Ex Schlumberger engineer works to tune SAP’s ‘in memory’ compute engine for new digital oilfield workflows in ‘big data’ analytics and predictive approach to MRO and workover optimization.

Speaking at the 2013 SPE Digital Energy conference this month in The Woodlands, TX, SAP Labs’ Ken Landgren described some oil and gas ‘big data’ trials that SAP has been running on its novel ‘Hana’ architecture (OITJ 12/2010). Using a large synthetic data set based on real scenarios, SAP has investigated use cases in well construction, maintenance management and production optimization.
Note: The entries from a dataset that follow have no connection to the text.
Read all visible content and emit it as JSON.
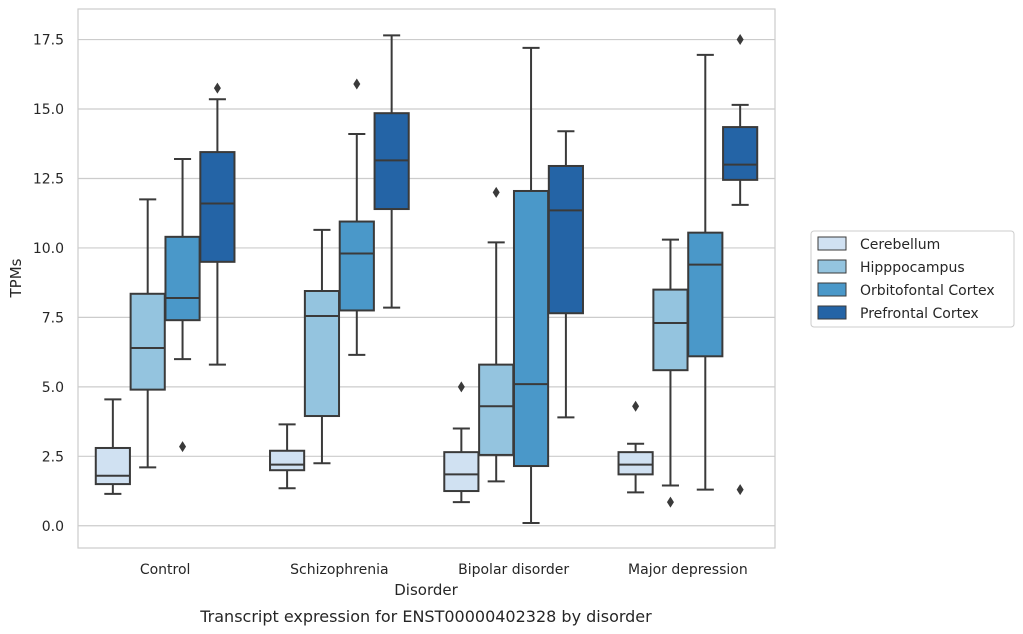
{
  "chart_data": {
    "type": "box",
    "caption": "Transcript expression for ENST00000402328 by disorder",
    "xlabel": "Disorder",
    "ylabel": "TPMs",
    "ylim": [
      -0.8,
      18.6
    ],
    "yticks": [
      0.0,
      2.5,
      5.0,
      7.5,
      10.0,
      12.5,
      15.0,
      17.5
    ],
    "ytick_labels": [
      "0.0",
      "2.5",
      "5.0",
      "7.5",
      "10.0",
      "12.5",
      "15.0",
      "17.5"
    ],
    "grid": "horizontal",
    "legend_position": "right",
    "categories": [
      "Control",
      "Schizophrenia",
      "Bipolar disorder",
      "Major depression"
    ],
    "series": [
      {
        "name": "Cerebellum",
        "color": "#d0e1f2",
        "boxes": [
          {
            "whisker_low": 1.15,
            "q1": 1.5,
            "median": 1.8,
            "q3": 2.8,
            "whisker_high": 4.55,
            "outliers": []
          },
          {
            "whisker_low": 1.35,
            "q1": 2.0,
            "median": 2.2,
            "q3": 2.7,
            "whisker_high": 3.65,
            "outliers": []
          },
          {
            "whisker_low": 0.85,
            "q1": 1.25,
            "median": 1.85,
            "q3": 2.65,
            "whisker_high": 3.5,
            "outliers": [
              5.0
            ]
          },
          {
            "whisker_low": 1.2,
            "q1": 1.85,
            "median": 2.2,
            "q3": 2.65,
            "whisker_high": 2.95,
            "outliers": [
              4.3
            ]
          }
        ]
      },
      {
        "name": "Hipppocampus",
        "color": "#94c4df",
        "boxes": [
          {
            "whisker_low": 2.1,
            "q1": 4.9,
            "median": 6.4,
            "q3": 8.35,
            "whisker_high": 11.75,
            "outliers": []
          },
          {
            "whisker_low": 2.25,
            "q1": 3.95,
            "median": 7.55,
            "q3": 8.45,
            "whisker_high": 10.65,
            "outliers": []
          },
          {
            "whisker_low": 1.6,
            "q1": 2.55,
            "median": 4.3,
            "q3": 5.8,
            "whisker_high": 10.2,
            "outliers": [
              12.0
            ]
          },
          {
            "whisker_low": 1.45,
            "q1": 5.6,
            "median": 7.3,
            "q3": 8.5,
            "whisker_high": 10.3,
            "outliers": [
              0.85
            ]
          }
        ]
      },
      {
        "name": "Orbitofontal Cortex",
        "color": "#4a98c9",
        "boxes": [
          {
            "whisker_low": 6.0,
            "q1": 7.4,
            "median": 8.2,
            "q3": 10.4,
            "whisker_high": 13.2,
            "outliers": [
              2.85
            ]
          },
          {
            "whisker_low": 6.15,
            "q1": 7.75,
            "median": 9.8,
            "q3": 10.95,
            "whisker_high": 14.1,
            "outliers": [
              15.9
            ]
          },
          {
            "whisker_low": 0.1,
            "q1": 2.15,
            "median": 5.1,
            "q3": 12.05,
            "whisker_high": 17.2,
            "outliers": []
          },
          {
            "whisker_low": 1.3,
            "q1": 6.1,
            "median": 9.4,
            "q3": 10.55,
            "whisker_high": 16.95,
            "outliers": []
          }
        ]
      },
      {
        "name": "Prefrontal Cortex",
        "color": "#2464a6",
        "boxes": [
          {
            "whisker_low": 5.8,
            "q1": 9.5,
            "median": 11.6,
            "q3": 13.45,
            "whisker_high": 15.35,
            "outliers": [
              15.75
            ]
          },
          {
            "whisker_low": 7.85,
            "q1": 11.4,
            "median": 13.15,
            "q3": 14.85,
            "whisker_high": 17.65,
            "outliers": []
          },
          {
            "whisker_low": 3.9,
            "q1": 7.65,
            "median": 11.35,
            "q3": 12.95,
            "whisker_high": 14.2,
            "outliers": []
          },
          {
            "whisker_low": 11.55,
            "q1": 12.45,
            "median": 13.0,
            "q3": 14.35,
            "whisker_high": 15.15,
            "outliers": [
              17.5,
              1.3
            ]
          }
        ]
      }
    ]
  }
}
Landgren told Oil IT Journal, ‘My previous work with Schlumberger sparked an interest in the digital oilfield. But I felt that prior efforts lacked traction because they failed to engage both operations and the business. For instance, well construction involves lots of supply chain issues as does equipment diagnostics and maintenance. Much information relating to such use cases is already captured in ERP and MRO systems. So I approached the problem from the other direction, starting with the ERP system and SAP. Just after I joined, SAP came out with a new ‘in memory’ database, Hana, tuned for this kind of analytics which has great potential for digital oilfield and intelligent operations.’

One demonstrator use case is gas production in the face of liquid loading. Landgren’s team used the ‘R’ statistical language on an in-memory Hana database to forecast production, revenues and cost for various scenarios. SAP’s visual intelligence tool was used to find the optimum time along the decline curve to intervene with a swabbing operation. The optimized program dovetails neatly with other maintenance management SAP functionality. Workover plans are pushed to mobile workers and documents signed-off with SoftPro’s SignDoc.

According to Landgren, Hana avoids the need to ‘massage’ data into a hypercube by direct connection to native data sources. A second use case investigated compressor failure. Here key information was tucked away in an obscure text field of an MRO database. Using Hana it was possible to correlate equipment failure with gas production losses. Root cause analysis identified clogged fuel filters as the culprit and a smart maintenance program was kicked off, addressing high value wells at risk of imminent failure.

So will SAP’s foray into the digital oilfield get traction? It’s not the first time the company has tried. We reported in our February 2007 edition on a previous ‘digital oilfield’ drive. Back then, SAP floated the idea that ‘increased systems integration and cross discipline collaboration will enhance production, improve economics and reduce costs.’ At the time we asked, ‘who, among the many stakeholders, will hold the keys to the digital oilfield?’ Maybe now the answer is, ‘whoever holds the keys to the data center.’ More on Hana in our review (OITJ 06/2011) of Hasso Plattner’s book on the topic and his response (09/2012).